Татьяна стояла, опустив голову и нервно теребя пальцы.
– Сорвался, головень, – досадливо цокнул языком Блатов. – Сейчас бы такую уху сварили!
– Что вы-то здесь делаете? – раздраженно спросил Максим. – Еще один добрый знакомый! Не вокзал, а дом свиданий!
– Я же сказал тебе, – рыжий оперативник поднес два пальца к глазам и ткнул ими в грудь Танковану, – я теперь всегда рядом. До первой твоей ошибки, герой.
– Вы мне угрожаете?
– Я тебя предупреждаю, донжуан. – Блатов окинул насмешливым взглядом его новенький костюм. – Обязательно посажу тебя! Прямо в этом прикиде. А в тюрьме светлые вещи не в цене. На них грязь очень заметна.
– Спасибо, я приму это к сведению. – Максим повернулся к Михеевой: – Танечка, с тобой все в порядке?
– В порядке, – пробормотала она и отошла в сторону.
Шипя и отплевываясь горячим воздухом, подъехал состав. Люди, нагруженные вещами, бросились к вагонам, на ходу сверяясь с билетами и беспокойно оглядываясь по сторонам.

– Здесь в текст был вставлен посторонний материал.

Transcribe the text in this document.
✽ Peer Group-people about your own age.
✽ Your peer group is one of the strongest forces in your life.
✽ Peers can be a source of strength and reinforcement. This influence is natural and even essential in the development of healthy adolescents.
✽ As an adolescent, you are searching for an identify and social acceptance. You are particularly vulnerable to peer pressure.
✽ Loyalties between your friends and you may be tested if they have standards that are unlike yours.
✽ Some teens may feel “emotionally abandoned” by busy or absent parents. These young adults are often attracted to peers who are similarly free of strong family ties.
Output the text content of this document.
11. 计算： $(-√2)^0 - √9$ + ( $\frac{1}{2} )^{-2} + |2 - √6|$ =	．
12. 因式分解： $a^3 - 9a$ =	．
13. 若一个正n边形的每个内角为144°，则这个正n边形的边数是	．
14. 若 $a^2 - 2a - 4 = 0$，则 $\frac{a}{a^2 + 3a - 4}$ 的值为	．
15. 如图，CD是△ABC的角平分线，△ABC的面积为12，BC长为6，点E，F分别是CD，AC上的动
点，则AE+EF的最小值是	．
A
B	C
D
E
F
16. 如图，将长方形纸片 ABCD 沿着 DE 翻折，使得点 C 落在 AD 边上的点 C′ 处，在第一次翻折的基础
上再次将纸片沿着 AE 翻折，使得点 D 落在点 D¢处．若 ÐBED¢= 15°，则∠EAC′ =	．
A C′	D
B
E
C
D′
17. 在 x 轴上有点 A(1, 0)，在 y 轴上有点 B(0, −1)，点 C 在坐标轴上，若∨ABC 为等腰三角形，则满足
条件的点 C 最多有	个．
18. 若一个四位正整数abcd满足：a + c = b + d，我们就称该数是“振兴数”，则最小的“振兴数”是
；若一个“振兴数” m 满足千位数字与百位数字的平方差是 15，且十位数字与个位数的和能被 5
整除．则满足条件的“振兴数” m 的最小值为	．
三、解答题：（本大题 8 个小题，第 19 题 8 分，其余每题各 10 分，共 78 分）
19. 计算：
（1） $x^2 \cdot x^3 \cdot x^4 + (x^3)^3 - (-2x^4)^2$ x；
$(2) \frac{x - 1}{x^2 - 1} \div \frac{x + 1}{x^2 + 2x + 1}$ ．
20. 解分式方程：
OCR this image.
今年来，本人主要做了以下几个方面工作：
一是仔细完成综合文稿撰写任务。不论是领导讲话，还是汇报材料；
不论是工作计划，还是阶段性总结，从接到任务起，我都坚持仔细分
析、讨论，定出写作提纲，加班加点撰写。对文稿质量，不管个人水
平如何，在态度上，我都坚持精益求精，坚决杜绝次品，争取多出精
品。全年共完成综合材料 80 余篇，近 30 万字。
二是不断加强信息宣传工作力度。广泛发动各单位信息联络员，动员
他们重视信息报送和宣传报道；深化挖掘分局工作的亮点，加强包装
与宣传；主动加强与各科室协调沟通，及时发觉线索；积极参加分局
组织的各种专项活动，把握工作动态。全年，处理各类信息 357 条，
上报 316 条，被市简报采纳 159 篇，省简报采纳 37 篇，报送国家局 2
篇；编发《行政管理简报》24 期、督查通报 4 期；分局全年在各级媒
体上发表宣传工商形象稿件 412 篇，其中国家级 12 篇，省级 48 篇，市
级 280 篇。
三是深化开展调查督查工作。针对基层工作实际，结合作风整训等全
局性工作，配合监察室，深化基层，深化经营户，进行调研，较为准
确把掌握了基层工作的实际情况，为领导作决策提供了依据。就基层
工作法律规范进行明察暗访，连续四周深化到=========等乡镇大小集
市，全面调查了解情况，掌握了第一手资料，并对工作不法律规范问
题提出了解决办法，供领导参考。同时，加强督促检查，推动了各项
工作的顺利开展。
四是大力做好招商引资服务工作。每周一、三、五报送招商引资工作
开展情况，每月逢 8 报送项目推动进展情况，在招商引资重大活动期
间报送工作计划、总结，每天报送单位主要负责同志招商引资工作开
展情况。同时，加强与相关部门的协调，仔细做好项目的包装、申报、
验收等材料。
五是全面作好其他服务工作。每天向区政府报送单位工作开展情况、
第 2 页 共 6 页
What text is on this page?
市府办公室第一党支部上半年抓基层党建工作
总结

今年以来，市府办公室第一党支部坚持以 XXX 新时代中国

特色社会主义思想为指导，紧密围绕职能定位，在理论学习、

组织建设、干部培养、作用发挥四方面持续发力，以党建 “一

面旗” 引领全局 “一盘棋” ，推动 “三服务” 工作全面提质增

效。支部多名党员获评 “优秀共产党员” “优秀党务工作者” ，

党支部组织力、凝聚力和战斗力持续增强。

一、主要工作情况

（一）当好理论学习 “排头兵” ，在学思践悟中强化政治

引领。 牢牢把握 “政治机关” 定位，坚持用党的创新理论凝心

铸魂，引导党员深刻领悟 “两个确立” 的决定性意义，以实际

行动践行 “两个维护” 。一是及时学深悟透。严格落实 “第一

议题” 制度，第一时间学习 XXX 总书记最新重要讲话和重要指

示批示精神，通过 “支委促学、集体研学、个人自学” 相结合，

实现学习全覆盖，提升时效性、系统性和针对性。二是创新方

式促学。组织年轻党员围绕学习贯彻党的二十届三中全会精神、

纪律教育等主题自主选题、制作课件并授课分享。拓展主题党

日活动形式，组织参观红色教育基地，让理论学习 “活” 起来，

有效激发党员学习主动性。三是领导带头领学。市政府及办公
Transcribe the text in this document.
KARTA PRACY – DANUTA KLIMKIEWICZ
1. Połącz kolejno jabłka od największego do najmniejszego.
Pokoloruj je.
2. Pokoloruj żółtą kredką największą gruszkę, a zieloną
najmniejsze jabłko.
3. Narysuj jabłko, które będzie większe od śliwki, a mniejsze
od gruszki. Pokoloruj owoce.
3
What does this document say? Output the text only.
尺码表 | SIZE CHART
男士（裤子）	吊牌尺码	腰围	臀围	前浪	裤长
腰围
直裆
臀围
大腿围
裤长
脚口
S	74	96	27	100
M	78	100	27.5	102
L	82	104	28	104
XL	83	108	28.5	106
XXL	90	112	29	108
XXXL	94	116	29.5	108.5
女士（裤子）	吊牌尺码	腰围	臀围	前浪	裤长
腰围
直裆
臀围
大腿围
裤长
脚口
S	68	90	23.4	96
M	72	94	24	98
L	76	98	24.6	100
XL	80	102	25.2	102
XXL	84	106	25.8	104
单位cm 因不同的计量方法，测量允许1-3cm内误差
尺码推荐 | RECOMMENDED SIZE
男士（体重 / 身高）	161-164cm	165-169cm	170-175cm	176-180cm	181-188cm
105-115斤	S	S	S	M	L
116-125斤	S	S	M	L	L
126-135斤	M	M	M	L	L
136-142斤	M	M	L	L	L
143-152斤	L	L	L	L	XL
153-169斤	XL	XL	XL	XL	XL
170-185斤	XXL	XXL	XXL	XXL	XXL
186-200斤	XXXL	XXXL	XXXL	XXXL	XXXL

Максим взялся за ручки чемоданов, терпеливо дожидаясь полной остановки поезда и краем глаза наблюдая за адвокатессой. Его беспокоило поведение жены. Он видел, что она расстроена и подавлена, и срочно пытался придумать выход из создавшегося положения. Конечно, подлый Ферзяев здорово его обыграл. Нет, ну каков негодяй! Решился приехать на вокзал, чтобы подпортить молодым большой ложкой дегтя их едва начавшийся медовый месяц! И надо признать, ему это удалось. Татьяна сама не своя – бледная, мрачная и молчаливая. Теперь Максиму придется нелегко: подлые уколы, как показывает жизнь, надолго ранят сердце и застревают в мозгу. Мысль о том, что он – всего-навсего жиголо и женился на ней по расчету, теперь невольно будет приходить адвокатессе на ум всякий раз, когда между ними пробежит черная кошка. Впрочем, трое суток в СВ – достаточный срок для того, чтобы найти нужные слова, утешить жену, доказать ей свою искренность и одновременно – тщетность и нелепость любых подозрений.
– У тебя какой вагон, герой-любовник? – прервал его напряженные размышления Блатов.
– Что? – не понял Максим.
– Десятый? – оскалился рыжий. – У меня – тоже. – Он помахал желтоватой бумажкой. – Приятное совпадение.
– Вы что, едете в Сибирь? – ужаснулся Танкован.
– Не столько еду сам, сколько этапирую тебя! – хохотнул опер. – Даже в сортир – под конвоем. Красота! – Он плотоядно потер руки. – Это, конечно, пока еще не вагонзак
[9]
, но уже, считай, репетиция.
Максим не знал что и думать. Один из самых счастливых и удачливых дней в его жизни на глазах превращался в сущий кошмар.